# Thread: Existence and Uniqueness Question

1. ## Existence and Uniqueness Question

Can the fundamental theorem of existence and uniqueness be applied to the initial value problem: x' = t^2/x^2, x(0) = 0? In other words, if f(t,x) = t^2/x^2, is f(t,x) and its partial derivative with respect to x continuous on some interval containing the initial conditions? My initial reaction is to say that it is not continuous since there is a zero in the denominator in both equations, however, when (0, 0) is plugged into both equations the result is 0/0. Looking at the limit as (t, x) approaches (0, 0) tells me that it is not continuous. I guess my question is, is it sufficient to just say that there is a zero in the denominator (since x(0) = 0) and the theorem cannot be applied here, or would I need to go through showing the nonexistence of the limit as (t, x) approaches (0, 0)? Thanks.

2. ## Re: Existence and Uniqueness Question

Is x a function of t? If so, there should be a solution because the DE is separable...

3. ## Re: Existence and Uniqueness Question

Yes, x is a function of t. This is what I'm thinking: the fundamental existence and uniqueness theorem applies only if the function and its partial derivative with respect to x are continuous in t at t(initial) and in x at x(initial) for some interval. In this case, the function is not continuous at x(initial) since t^2/0 is undefined, therefore the theorem does not apply and nothing can be deduced from the theorem. However, upon solving through separation of variables we discover that a solution does indeed exist.

Does anyone have any tips on mathematical typing? Is there a program or a list of keyboard short cuts for mathematical symbols?

4. ## Re: Existence and Uniqueness Question

Yes, that is a separable equation and it can be written as $x^2dx= t^2dt$ and then integrated as $\frac{x^3}{3}= \frac{t^3}{3}+ C$ which is equivalent to $x^3= t^3+ c$ where $c= 3C$. With the condition that x= 0 when x= 0 we have $x^3= t^3$. If we are only interested in real number solutions we can write x= t.

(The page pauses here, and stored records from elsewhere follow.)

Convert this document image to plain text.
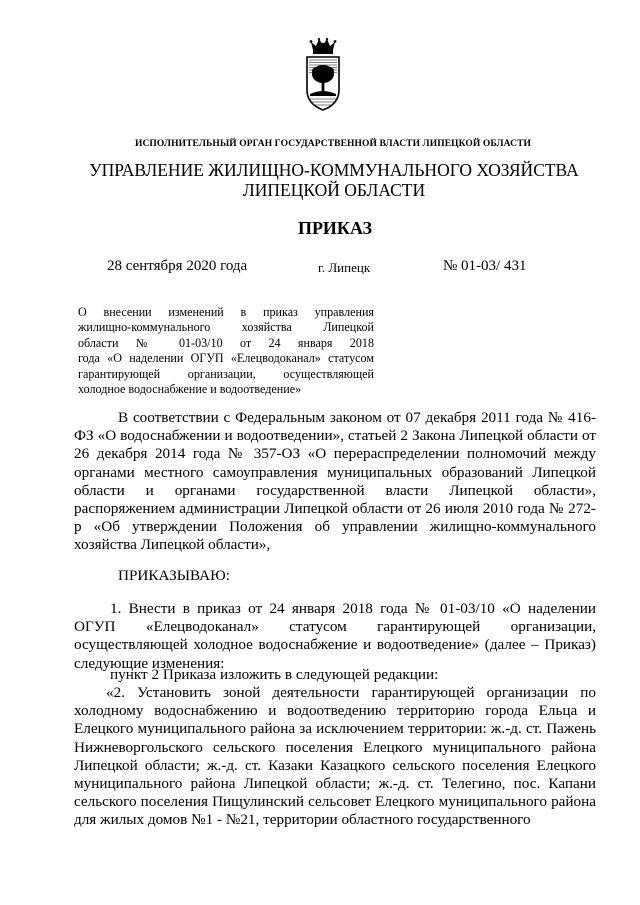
ИСПОЛНИТЕЛЬНЫЙ ОРГАН ГОСУДАРСТВЕННОЙ ВЛАСТИ ЛИПЕЦКОЙ ОБЛАСТИ
УПРАВЛЕНИЕ ЖИЛИЩНО-КОММУНАЛЬНОГО ХОЗЯЙСТВА
ЛИПЕЦКОЙ ОБЛАСТИ
ПРИКАЗ
28 сентября 2020 года	г. Липецк	№ 01-03/ 431
О внесении изменений в приказ управления
жилищно-коммунального хозяйства Липецкой
области № 01-03/10 от 24 января 2018
года «О наделении ОГУП «Елецводоканал» статусом
гарантирующей организации, осуществляющей
холодное водоснабжение и водоотведение»
В соответствии с Федеральным законом от 07 декабря 2011 года № 416-ФЗ «О водоснабжении и водоотведении», статьей 2 Закона Липецкой области от 26 декабря 2014 года № 357-ОЗ «О перераспределении полномочий между органами местного самоуправления муниципальных образований Липецкой области и органами государственной власти Липецкой области», распоряжением администрации Липецкой области от 26 июля 2010 года № 272-р «Об утверждении Положения об управлении жилищно-коммунального хозяйства Липецкой области»,
ПРИКАЗЫВАЮ:
1. Внести в приказ от 24 января 2018 года № 01-03/10 «О наделении ОГУП «Елецводоканал» статусом гарантирующей организации, осуществляющей холодное водоснабжение и водоотведение» (далее – Приказ) следующие изменения:
пункт 2 Приказа изложить в следующей редакции:
«2. Установить зоной деятельности гарантирующей организации по холодному водоснабжению и водоотведению территорию города Ельца и Елецкого муниципального района за исключением территории: ж.-д. ст. Пажень Нижневоргольского сельского поселения Елецкого муниципального района Липецкой области; ж.-д. ст. Казаки Казацкого сельского поселения Елецкого муниципального района Липецкой области; ж.-д. ст. Телегино, пос. Капани сельского поселения Пищулинский сельсовет Елецкого муниципального района для жилых домов №1 - №21, территории областного государственного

However, the question was whether the "existence and uniqueness theorem" applies here. The answer is "No, it does not" for exactly the reason you give. The right side of the equation is NOT continuous in x and t at t= 0. However, the theorem only says that if the conditions apply, then we can be certain there exist a unique solution. It does NOT say anything about what happens if the conditions are not satisfied. There might exist a unique solution, there might exist more than one solution, or there might be no solution at all.